Shifting admissions and financial-aid policies have also added to the unpredictability. A number of top schools have dropped early-application options, contributing to the springtime swell. Others have dipped into endowments to ensure that lower- and middle-income students can attend debt-free, prompting less well-endowed schools to wonder how well they can compete. And recent anxiety about the student-loan market makes it difficult for pricey colleges to predict how many students will commit.
The lines have blurred between traditional categories like "safety schools" and "stretches," says Jim Jump, director of guidance at St. Christopher's School in Richmond, Va. "No college wants to be thought of as a safety school," he says. Just like a potential prom date, "they want to know that they're wanted."
That means "demonstrated interest" is a much bigger factor these days. Students can show their sincerity with everything from college visits to a letter laying out specific reasons the school would be a top choice. In 2007, 21 percent of colleges said this was of considerable importance, up from 7 percent in 2003, NACAC reports.
When it comes to colleges prioritizing who's on their waiting lists, demonstrated interest "is a huge piece of what we look at," says Mike Steidel, director of admission at Carnegie Mellon University in Pittsburgh.
Carnegie Mellon gives students an option to be on a priority waiting list or the regular one. If priority people get an offer in early May, they have just 24 hours to make their deposit or they're out. The school does show them a financial-aid package in advance so they can make a quick decision.

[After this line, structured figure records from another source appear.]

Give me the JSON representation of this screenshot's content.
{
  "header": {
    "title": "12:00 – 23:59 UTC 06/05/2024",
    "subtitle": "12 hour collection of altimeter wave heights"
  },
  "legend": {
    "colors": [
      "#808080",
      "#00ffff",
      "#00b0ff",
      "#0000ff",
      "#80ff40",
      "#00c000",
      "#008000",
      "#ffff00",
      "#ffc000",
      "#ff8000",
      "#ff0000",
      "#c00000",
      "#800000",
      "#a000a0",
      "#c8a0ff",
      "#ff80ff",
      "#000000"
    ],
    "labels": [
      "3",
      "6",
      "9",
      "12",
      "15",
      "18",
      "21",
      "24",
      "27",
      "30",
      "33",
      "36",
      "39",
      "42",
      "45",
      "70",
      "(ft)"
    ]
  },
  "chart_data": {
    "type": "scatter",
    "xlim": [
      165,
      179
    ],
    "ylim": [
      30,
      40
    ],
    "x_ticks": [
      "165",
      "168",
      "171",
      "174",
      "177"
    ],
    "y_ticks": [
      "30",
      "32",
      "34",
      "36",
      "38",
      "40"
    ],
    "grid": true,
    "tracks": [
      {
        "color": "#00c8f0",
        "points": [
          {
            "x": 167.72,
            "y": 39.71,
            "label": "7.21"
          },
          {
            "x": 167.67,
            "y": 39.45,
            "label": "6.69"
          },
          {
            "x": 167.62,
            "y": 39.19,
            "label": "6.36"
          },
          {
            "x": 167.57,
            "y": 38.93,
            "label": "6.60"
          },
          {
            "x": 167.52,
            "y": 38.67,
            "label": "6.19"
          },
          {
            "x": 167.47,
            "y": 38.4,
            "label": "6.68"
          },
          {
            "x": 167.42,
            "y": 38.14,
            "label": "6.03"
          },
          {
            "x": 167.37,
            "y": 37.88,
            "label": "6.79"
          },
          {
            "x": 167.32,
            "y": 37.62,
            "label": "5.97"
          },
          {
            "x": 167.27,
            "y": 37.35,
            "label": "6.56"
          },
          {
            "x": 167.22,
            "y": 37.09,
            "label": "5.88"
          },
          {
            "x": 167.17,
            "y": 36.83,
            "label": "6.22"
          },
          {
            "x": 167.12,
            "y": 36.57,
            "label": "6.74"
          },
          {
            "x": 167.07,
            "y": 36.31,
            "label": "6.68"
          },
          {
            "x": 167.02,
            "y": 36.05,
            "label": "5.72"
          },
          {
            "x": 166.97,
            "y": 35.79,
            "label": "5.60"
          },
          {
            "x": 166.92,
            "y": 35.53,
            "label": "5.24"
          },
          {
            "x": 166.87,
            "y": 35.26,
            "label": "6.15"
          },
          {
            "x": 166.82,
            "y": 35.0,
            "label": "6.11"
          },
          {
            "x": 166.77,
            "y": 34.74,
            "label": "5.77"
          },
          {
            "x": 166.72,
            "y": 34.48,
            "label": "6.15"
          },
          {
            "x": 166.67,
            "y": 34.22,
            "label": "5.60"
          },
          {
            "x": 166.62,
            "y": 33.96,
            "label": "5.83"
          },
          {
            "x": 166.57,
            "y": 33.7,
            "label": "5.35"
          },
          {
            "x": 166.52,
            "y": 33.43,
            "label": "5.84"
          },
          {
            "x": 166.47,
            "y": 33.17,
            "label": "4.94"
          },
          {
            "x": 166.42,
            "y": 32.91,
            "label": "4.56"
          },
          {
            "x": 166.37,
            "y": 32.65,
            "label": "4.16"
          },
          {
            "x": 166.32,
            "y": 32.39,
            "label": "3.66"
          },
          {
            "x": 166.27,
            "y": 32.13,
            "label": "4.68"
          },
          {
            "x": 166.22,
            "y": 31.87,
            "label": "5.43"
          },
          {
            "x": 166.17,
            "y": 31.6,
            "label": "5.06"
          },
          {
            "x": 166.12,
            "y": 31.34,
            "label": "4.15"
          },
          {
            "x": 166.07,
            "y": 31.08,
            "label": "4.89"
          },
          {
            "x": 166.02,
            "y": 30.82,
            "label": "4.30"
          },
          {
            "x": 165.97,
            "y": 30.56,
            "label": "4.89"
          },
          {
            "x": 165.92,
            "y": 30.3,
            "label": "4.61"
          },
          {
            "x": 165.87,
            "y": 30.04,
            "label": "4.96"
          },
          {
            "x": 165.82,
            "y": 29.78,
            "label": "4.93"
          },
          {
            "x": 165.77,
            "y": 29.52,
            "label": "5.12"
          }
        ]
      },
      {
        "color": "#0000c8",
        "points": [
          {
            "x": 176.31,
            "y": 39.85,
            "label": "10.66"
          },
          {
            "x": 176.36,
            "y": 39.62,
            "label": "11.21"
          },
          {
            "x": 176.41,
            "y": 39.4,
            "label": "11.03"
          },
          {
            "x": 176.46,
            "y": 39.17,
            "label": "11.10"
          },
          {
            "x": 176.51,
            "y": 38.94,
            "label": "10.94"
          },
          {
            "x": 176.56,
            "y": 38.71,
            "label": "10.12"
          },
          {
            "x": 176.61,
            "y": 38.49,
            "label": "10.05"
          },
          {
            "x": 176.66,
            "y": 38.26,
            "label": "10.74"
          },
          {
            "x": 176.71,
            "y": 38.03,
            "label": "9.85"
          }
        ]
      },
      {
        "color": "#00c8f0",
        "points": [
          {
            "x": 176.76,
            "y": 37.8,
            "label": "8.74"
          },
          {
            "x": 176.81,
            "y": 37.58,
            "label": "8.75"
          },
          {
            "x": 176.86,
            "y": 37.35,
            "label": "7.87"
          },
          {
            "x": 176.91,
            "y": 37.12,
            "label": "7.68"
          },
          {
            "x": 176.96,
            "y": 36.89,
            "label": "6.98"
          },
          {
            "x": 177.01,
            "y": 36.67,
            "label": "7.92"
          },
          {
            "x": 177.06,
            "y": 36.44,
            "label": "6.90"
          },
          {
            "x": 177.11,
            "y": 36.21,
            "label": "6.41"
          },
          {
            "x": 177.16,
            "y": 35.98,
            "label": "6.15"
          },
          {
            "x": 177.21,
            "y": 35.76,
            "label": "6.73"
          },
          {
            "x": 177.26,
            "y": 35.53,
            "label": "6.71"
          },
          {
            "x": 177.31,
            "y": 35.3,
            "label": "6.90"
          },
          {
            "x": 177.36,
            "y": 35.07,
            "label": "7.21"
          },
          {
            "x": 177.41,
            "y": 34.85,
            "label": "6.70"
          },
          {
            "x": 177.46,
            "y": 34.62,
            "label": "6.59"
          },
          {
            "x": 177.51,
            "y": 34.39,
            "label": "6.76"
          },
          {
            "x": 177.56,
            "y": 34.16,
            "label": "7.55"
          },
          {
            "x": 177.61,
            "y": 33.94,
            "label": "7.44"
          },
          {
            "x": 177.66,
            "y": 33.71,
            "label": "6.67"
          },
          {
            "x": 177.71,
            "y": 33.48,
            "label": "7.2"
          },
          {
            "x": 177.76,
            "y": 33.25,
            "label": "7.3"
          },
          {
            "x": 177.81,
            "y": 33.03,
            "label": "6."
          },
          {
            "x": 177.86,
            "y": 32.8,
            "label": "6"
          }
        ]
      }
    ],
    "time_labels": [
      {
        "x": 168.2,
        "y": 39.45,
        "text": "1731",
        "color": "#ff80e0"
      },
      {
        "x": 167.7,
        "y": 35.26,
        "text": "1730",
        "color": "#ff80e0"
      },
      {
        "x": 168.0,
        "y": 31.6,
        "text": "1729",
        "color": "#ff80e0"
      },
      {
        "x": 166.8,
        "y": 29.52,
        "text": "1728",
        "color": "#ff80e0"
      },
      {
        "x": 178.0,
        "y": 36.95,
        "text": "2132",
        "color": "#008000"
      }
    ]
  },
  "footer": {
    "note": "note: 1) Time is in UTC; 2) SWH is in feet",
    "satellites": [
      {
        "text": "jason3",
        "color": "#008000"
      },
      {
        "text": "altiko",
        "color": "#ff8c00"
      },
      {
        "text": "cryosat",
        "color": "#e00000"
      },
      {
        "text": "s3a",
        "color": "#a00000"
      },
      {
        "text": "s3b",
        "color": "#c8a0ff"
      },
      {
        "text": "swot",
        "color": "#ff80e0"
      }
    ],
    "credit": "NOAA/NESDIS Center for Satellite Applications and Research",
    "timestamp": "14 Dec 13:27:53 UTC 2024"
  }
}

Aiming for about 1,400 students in its class, Carnegie Mellon enrolls 1,500, expecting that some who send in deposits will nonetheless jump to another school. Out of about 22,000 who applied this year, 3,000 were offered spots on a waiting list. By May 1, usually only 10 percent want to stay on the list, which would have meant 300. But Mr. Steidel says he was "a little overwhelmed" to find that by mid-April, it was 450 and counting.